2006-04-10 13:40:55

Frankreich: Lustiger, Jugend ist Opfer der Gesellschaftskrise


RealAudioMP3 Elf Wochen nach Beginn der Proteste gegen den Abbau des Kündigungsschutzes hat die französische Regierung den Studenten und Gewerkschaften nachgegeben und die bereits beschlossene Lockerung des Kündigungsschutzes für junge Arbeitnehmer zurückgenommen. Die Regelung werde "ersetzt" durch Programme zur Förderung Jugendlicher "mit Problemen" auf dem Arbeitsmarkt, gab Präsident Jacques Chirac in Paris bekannt. Wir haben darüber mit dem langjährigen Pariser Erzbischof Kardinal Jean-Marie Lustiger gesprochen. Er hält den Streit um die Arbeitsverträge nur für die Spitze des Eisbergs. Frankreich stecke in einer fundamentalen Krise:


"Die Jugend ist zum ersten Opfer geworden. Sie nutzt diese nutzt diese Revolten immer wieder und zeigt so, dass sie ein Erbe antreten muss, das sie nicht verdient hat. Ich denke, dass die Krise dieser Tage nicht auf schnelle Art und Weise gelöst werden kann. Die kurzfristigen Rezepte einer Politik, die nicht über den Tag hinaus denkt, können ein derartiges Drama nicht bewältigen. Es braucht Jahrzehnte, um die Moral des Volkes wieder herzustellen."
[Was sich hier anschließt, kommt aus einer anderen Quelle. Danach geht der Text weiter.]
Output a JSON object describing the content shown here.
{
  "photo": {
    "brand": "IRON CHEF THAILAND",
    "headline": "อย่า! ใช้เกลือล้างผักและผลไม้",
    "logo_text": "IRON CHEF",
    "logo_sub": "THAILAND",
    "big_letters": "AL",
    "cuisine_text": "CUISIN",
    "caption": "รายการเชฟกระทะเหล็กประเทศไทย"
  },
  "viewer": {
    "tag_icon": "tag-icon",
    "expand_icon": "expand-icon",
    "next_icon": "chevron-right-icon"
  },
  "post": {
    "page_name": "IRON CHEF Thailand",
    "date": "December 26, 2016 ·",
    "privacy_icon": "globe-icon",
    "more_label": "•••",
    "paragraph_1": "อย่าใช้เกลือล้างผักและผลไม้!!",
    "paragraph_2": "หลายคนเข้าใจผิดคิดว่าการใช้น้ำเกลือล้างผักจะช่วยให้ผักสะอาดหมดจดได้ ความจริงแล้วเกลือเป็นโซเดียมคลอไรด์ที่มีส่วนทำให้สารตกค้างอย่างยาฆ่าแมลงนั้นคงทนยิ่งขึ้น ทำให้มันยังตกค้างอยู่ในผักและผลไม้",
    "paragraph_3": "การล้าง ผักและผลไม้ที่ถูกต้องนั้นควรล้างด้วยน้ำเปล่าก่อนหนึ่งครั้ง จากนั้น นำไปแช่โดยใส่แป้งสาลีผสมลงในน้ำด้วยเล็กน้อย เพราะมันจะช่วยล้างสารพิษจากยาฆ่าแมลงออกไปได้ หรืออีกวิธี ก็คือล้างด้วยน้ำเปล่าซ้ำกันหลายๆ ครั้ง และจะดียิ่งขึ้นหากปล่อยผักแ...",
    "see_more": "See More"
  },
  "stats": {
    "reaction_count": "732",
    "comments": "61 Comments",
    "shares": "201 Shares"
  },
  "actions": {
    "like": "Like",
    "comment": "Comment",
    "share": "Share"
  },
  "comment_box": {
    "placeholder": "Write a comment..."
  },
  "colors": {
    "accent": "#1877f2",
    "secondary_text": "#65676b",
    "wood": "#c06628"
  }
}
Die französische Gesellschaft sei gespalten, so Lustiger :


"Meine persönliche Meinung: Wir müssen in Frankreich den Preis bezahlen, den, so scheint es mir alle entwickelten Länder zahlen müssen. Ich habe schon als ich vor 25 Jahren zum Erzbischof von Paris ernannt worden bin gesagt, das Drama unserer Zeit ist, dass die Jugend vor den Toren unserer Gesellschaft kampiert. Im Grunde hat sich im Laufe der vergangenen 30 oder 40 Jahre die Gesellschaft grundlegend verändert, mit dem Effekt, dass die Jugend sich abspaltete. Die natürliche Weitergabe der Kultur, der Werte, des Umgangs miteinander, des Verantwortungssinns funktioniert sehr schlecht. Erziehung erfüllt in Frankreich nicht mehr die Aufgabe der Wertevermittlung und der Kunst zu Leben."


Die Ursachen für die Probleme der französischen Innenpolitik oder die Unruhen in der Gesellschaft lägen tiefer:


"Ich denke, dass Frankreich, diese Krise auf sehr extreme Weise lebt. Außerdem ist diese Abspaltung der Jugend sicher wichtiger als alles andere. Zum Beispiel: Die Zerstörung der familiären Gemeinschaft. Die Familie hat nicht mehr den gleichen Stellenwert wie vor 40 Jahren. Familie, Monogamie, Treue werden von der Mehrheit als rückständig empfunden."